The jury convicted EH and he appealed: 2014 ONCA 622. One of the grounds of appeal EH argued was that although the trial judge had clearly stated in the pre-charge conference that a WD instruction would be given to the jury, the final charge did not include such an instruction or the functional equivalent thereof.
The Court of Appeal held that in these circumstances their task was “to determine whether the final instructions, viewed as a whole, would have left the jury under any misapprehension about the applicable burden and standard of proof” @para 6. The Court dismissed the appeal for four compelling reasons.
First, the Court noted “that the W.D. formula is not some magic incantation, omission of which is fatal” @para 9. What matters is whether the jury understood that that at the end of the day they had to simply chose between two competition versions of events.

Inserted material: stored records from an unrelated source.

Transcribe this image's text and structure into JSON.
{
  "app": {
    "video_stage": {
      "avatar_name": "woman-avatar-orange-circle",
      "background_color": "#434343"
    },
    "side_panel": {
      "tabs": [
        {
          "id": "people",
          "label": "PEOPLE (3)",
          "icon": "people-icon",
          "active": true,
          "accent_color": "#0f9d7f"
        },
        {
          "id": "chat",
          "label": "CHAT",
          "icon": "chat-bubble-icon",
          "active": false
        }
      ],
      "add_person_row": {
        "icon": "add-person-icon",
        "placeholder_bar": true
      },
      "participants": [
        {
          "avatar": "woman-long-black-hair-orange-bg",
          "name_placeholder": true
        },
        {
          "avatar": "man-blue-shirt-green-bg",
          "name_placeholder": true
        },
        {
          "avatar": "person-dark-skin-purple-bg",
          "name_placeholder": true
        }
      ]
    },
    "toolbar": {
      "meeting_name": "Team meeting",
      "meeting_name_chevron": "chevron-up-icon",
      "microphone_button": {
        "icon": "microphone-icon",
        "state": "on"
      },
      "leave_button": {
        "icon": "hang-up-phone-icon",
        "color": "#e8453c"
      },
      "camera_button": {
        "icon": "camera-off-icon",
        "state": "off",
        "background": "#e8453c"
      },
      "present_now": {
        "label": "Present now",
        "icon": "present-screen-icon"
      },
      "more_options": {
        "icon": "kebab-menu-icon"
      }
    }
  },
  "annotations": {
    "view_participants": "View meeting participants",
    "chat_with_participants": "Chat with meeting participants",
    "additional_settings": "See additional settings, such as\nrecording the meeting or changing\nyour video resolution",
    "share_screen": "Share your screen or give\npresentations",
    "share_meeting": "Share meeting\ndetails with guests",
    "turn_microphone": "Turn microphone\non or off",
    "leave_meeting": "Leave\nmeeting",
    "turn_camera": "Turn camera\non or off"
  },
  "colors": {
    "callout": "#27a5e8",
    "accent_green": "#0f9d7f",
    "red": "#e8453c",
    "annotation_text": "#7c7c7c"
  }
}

The Court found that instructions in substance did not leave the jury with an erroneous view.
Second, the Court held that the instructions on the core criminal law concepts of the presumption of innocence, the burden of proof and the standard of proof were all entirely complete and correct.
Third, the Court importantly noted that the charge does not take place in isolation. It is preceded by the closing addresses of counsel. Those addresses are not substitutes for a deficient charge but they “may fill some gaps left in the charge” @para 11. In this case the Court noted that “the closing addresses of both counsel tracked the W.D. framework. Nothing in the charge contradicted or qualified what counsel said” @para 11.
Lastly and perhaps not surprisingly the Court relied on the fact that EH made no objection to the charge at trial.
Although WD has been the subject of much judicial scrutiny, the decision in EH is not at all surprising when one considers the circumstances of the seminal decision itself. In WD the trial judge in fact erroneously instructed the jury that they were engaged in a credibility contest, yet the conviction was upheld. In EH the Court of Appeal clearly found the functional equivalent of a proper WD instruction even in the absence of the magic credibility incantation.